Monica Shafaq, CEO of mental health and wellbeing charity The Kaleidoscope Plus Group, has been appointed as an ambassador for Wolverhampton-based charity Compton Care.
Ms Shafaq has teamed up with the charity in a bid to help break down barriers and the challenges people from the South Asian community face when accessing palliative care services.
Commenting on her new role as ambassador, Ms Shafaq said: “Culturally, there is a huge stigma within the South Asian community surrounding palliative care, from language barriers to ingrained beliefs that families should ‘care for their own’. I hope that my appointment will allow Compton Care and I to further challenge the actual and perceived barriers faced by my community.
“My dad was diagnosed with cancer 10-years-ago and devastatingly, it came to a stage where there was no further medical intervention available. His symptoms became progressively worse, he was unable to walk and needed round-the-clock care. My family and I were by his side 24/7 but it was important to us that my dad received the best medical support he could. Compton Care were instrumental in supporting him and my family in his final days at what was a very distressing and emotional time.”
Ms Shafaq’s appointment follows a large-scale investigation carried out by Compton Care into the challenges faced by the South Asian community when accessing its services. The study, which engaged more than 500 members of the South Asian community, was commissioned to break down barriers and help more people benefit from its care.

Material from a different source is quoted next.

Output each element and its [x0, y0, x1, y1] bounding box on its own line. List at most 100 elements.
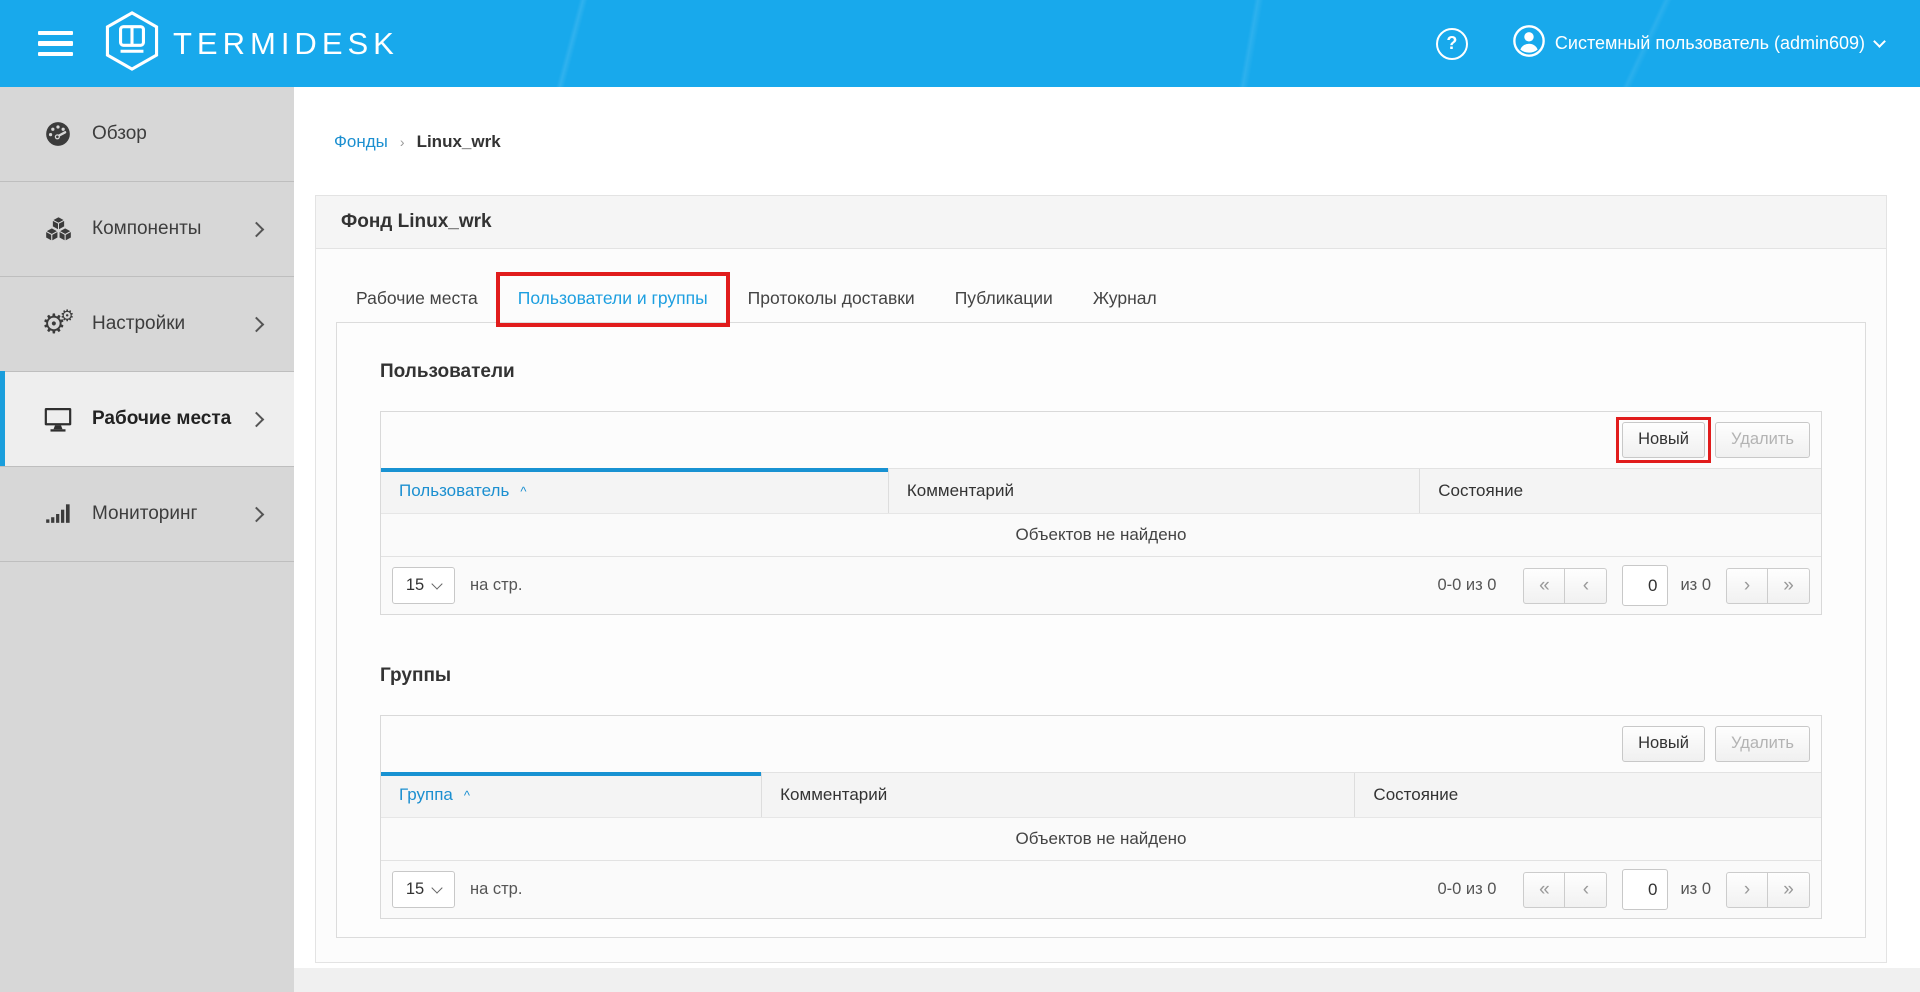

The year-long study, supported by the National Lottery Community Fund and Hospice UK, was launched in response to a low uptake of palliative care services among Black, Asian and Minority Ethnic (BAME) communities in the UK. For Compton Care, where Wolverhampton has one of the largest BAME populations outside London (35.5%, of which 17.5% are South Asian), just 3% of its patients fall into that demographic.
Through a series of one-on-one conversations, focus groups, roadshows and events, Compton uncovered core challenges facing the South Asian community. These include deep-rooted stigma and shame associated with gaining external support, while others face intergenerational differences in opinion on what level of outside support is acceptable from outside the family. Language barriers and limited understanding of the types of services available, including Compton’s care delivered at home (70%), also prevent this community from exploring palliative care options for themselves or a loved one.
In response, Compton Care has developed a series of industry recommendations, highlighting changes to practice designed to give greater access to services in a wider range of care settings. These span: increased investment into community engagement activities; ensuring literature is culturally appropriate and disseminated correctly; appointing dedicated employees to boost engagement with the South Asian community; nurturing and empowering champions and ambassadors responsible for providing support; delivering more personalised care and leading more targeted events for specific communities. Since completing the study, Compton has already begun to implement these changes in its services.
Claire Marshall, CEO at Compton Care said: “Compton Care is operating in one of the most diverse areas in the country, but patient data highlighted that we weren’t fully reaching and serving all the full breadth of our community, so it was really important to look at why and how we can change this.”
“I am delighted to welcome Monica Shafaq to the charity and we all look forward to working with her to better educate and empower those in the South Asian community, while addressing the misconceptions about what we do so that more people will explore how we can help them.”